Professing * Reflecting

Wednesday, July 20, 2005

Dark Night of the Smoker's Soul

I fear that this is fast on its way to becoming a quit-smoking blog, but--hey--it's my life at the moment so whatever. (Are there quit-smoking blogs by the way? I do not have the energy to do a search. The standard quit-smoking sites are just pissing me the fuck off.)

So this is supposed to be getting easier, right? THEN WHY THE FUCK AM I SO FUCKING PISSY AND ANGRY TONIGHT? THE FOURTH FUCKING NIGHT?!???! Grrrrrrrr. There I go with the gratuitous punctuation again.

Ok, to be honest, today was great.** I feel so so much better physically. I am getting withdrawal headaches and dizziness, but overall I have more energy. When I was smoking, I used to get tired all of the time. Just not happening now. I also feel better mentally, in spite of the irritability. I feel somehow clearer and steadier and . . . more mellow. It doesn't bother me to be around or to see people who are smoking. In fact, it makes me feel relieved (as I think, "Oh, wow, I don't have to do that anymore").

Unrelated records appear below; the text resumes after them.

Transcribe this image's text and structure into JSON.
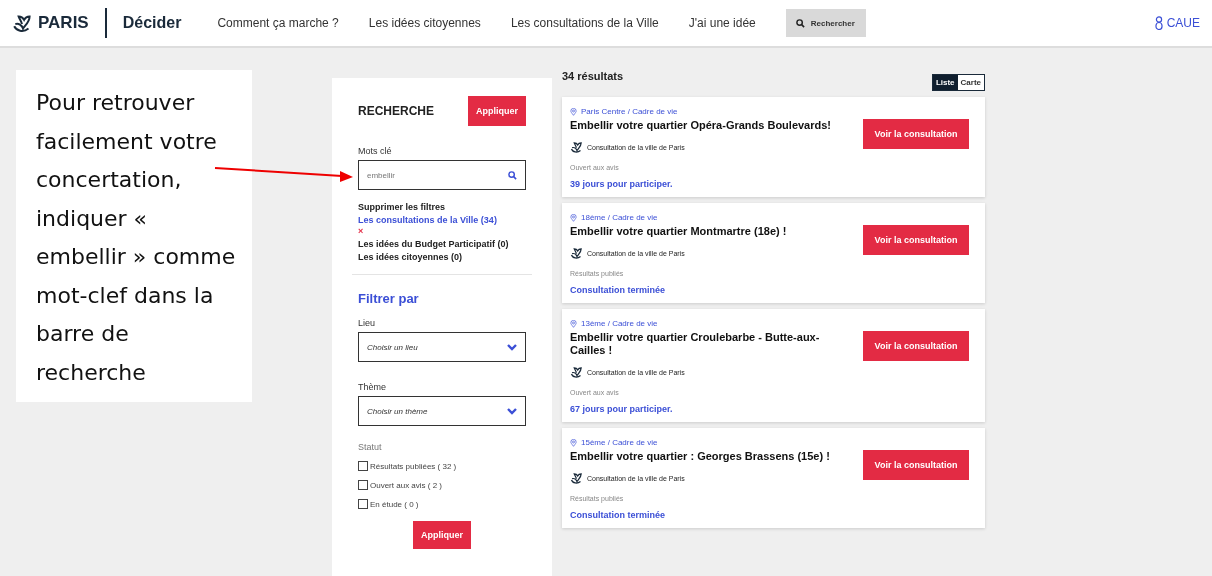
{
  "header": {
    "brand": "PARIS",
    "section": "Décider",
    "nav": [
      {
        "label": "Comment ça marche ?"
      },
      {
        "label": "Les idées citoyennes"
      },
      {
        "label": "Les consultations de la Ville"
      },
      {
        "label": "J'ai une idée"
      }
    ],
    "search_button": "Rechercher",
    "user": "CAUE"
  },
  "callout": {
    "text": "Pour retrouver facilement votre concertation, indiquer « embellir » comme mot-clef dans la barre de recherche"
  },
  "filters": {
    "title": "RECHERCHE",
    "apply_top": "Appliquer",
    "keywords_label": "Mots clé",
    "keywords_value": "embellir",
    "clear": "Supprimer les filtres",
    "remove_mark": "×",
    "categories": [
      {
        "label": "Les consultations de la Ville (34)",
        "selected": true
      },
      {
        "label": "Les idées du Budget Participatif (0)",
        "selected": false
      },
      {
        "label": "Les idées citoyennes (0)",
        "selected": false
      }
    ],
    "filter_title": "Filtrer par",
    "place_label": "Lieu",
    "place_placeholder": "Choisir un lieu",
    "theme_label": "Thème",
    "theme_placeholder": "Choisir un thème",
    "status_label": "Statut",
    "statuses": [
      {
        "label": "Résultats publiées ( 32 )",
        "checked": false
      },
      {
        "label": "Ouvert aux avis ( 2 )",
        "checked": false
      },
      {
        "label": "En étude ( 0 )",
        "checked": false
      }
    ],
    "apply_bottom": "Appliquer"
  },
  "results": {
    "count": "34 résultats",
    "views": [
      {
        "label": "Liste",
        "selected": true
      },
      {
        "label": "Carte",
        "selected": false
      }
    ],
    "cards": [
      {
        "location": "Paris Centre / Cadre de vie",
        "title": "Embellir votre quartier Opéra-Grands Boulevards!",
        "source": "Consultation de la ville de Paris",
        "status": "Ouvert aux avis",
        "note": "39 jours pour participer.",
        "button": "Voir la consultation"
      },
      {
        "location": "18ème / Cadre de vie",
        "title": "Embellir votre quartier Montmartre (18e) !",
        "source": "Consultation de la ville de Paris",
        "status": "Résultats publiés",
        "note": "Consultation terminée",
        "button": "Voir la consultation"
      },
      {
        "location": "13ème / Cadre de vie",
        "title": "Embellir votre quartier Croulebarbe - Butte-aux-Cailles !",
        "source": "Consultation de la ville de Paris",
        "status": "Ouvert aux avis",
        "note": "67 jours pour participer.",
        "button": "Voir la consultation"
      },
      {
        "location": "15ème / Cadre de vie",
        "title": "Embellir votre quartier : Georges Brassens (15e) !",
        "source": "Consultation de la ville de Paris",
        "status": "Résultats publiés",
        "note": "Consultation terminée",
        "button": "Voir la consultation"
      }
    ]
  }
}
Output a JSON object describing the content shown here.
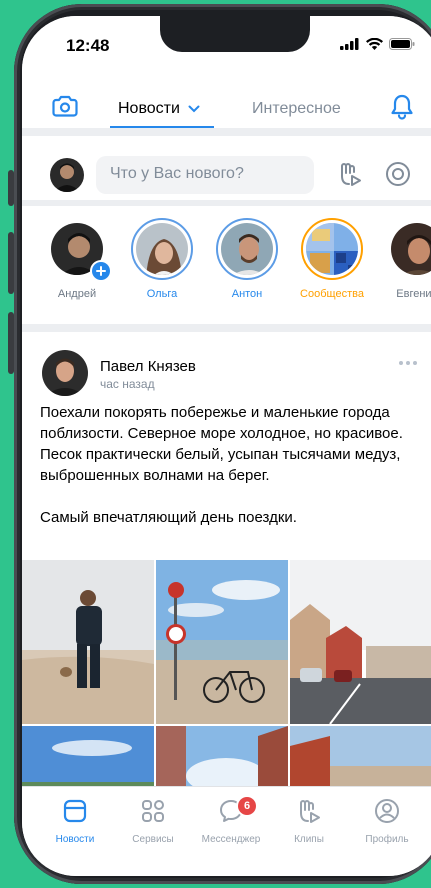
{
  "status_bar": {
    "time": "12:48"
  },
  "header": {
    "tabs": [
      {
        "label": "Новости",
        "active": true
      },
      {
        "label": "Интересное",
        "active": false
      }
    ]
  },
  "compose": {
    "placeholder": "Что у Вас нового?"
  },
  "stories": [
    {
      "name": "Андрей",
      "ring": "none"
    },
    {
      "name": "Ольга",
      "ring": "blue"
    },
    {
      "name": "Антон",
      "ring": "blue"
    },
    {
      "name": "Сообщества",
      "ring": "orange"
    },
    {
      "name": "Евгений",
      "ring": "none"
    }
  ],
  "post": {
    "author": "Павел Князев",
    "time": "час назад",
    "text_paragraph_1": "Поехали покорять побережье и маленькие города поблизости. Северное море холодное, но красивое. Песок практически белый, усыпан тысячами медуз, выброшенных волнами на берег.",
    "text_paragraph_2": "Самый впечатляющий день поездки."
  },
  "tabbar": {
    "items": [
      {
        "label": "Новости",
        "icon": "news-icon",
        "active": true
      },
      {
        "label": "Сервисы",
        "icon": "services-icon",
        "active": false
      },
      {
        "label": "Мессенджер",
        "icon": "messenger-icon",
        "active": false,
        "badge": "6"
      },
      {
        "label": "Клипы",
        "icon": "clips-icon",
        "active": false
      },
      {
        "label": "Профиль",
        "icon": "profile-icon",
        "active": false
      }
    ]
  },
  "colors": {
    "accent": "#2688eb",
    "background": "#2fc48d",
    "secondary_text": "#818c99",
    "badge": "#e64646",
    "community_ring": "#ffa000"
  }
}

Tonight though? What the hell is it with the nights? Very very very difficult. (Hmmmm. . . gratuitous use of punctuation AND adjectives.) I felt the surliness coming on just before sunset, so I went for a run. That felt incredible. But then as soon as I got back, took a shower, and settled down a bit--brick wall of intense irritation.

I think this is actually the worst night. The first two were bad but I expected it. The third night I just kept thinking "This is the worst of it. After day three, it's much much better." But tonight? I would like to rip my entire sofa to shreds with my bare hands. Smashing any and all things breakable also seems highly desirable.

Crazy, huh? This is addiction. Amazing.

Okay, I am getting sick of hearing myself repeating myself AND Maggie Gyllenhaal's about to be on David Letterman. Love love love the Gyllenhaals, come addiction hell or high water.

Thanks so much to all of you who are sending your support. It is truly truly helping me, and I hope to return the favor someday in any way I can.


Ooooohhh--Maggie's on! She looks lovely! Yes. Better now. It's all going to be fine, right?


**It probably didn't hurt that I spent most of my afternoon kissing a cute boy. Thanks for your sage advice, Profgrrrrl!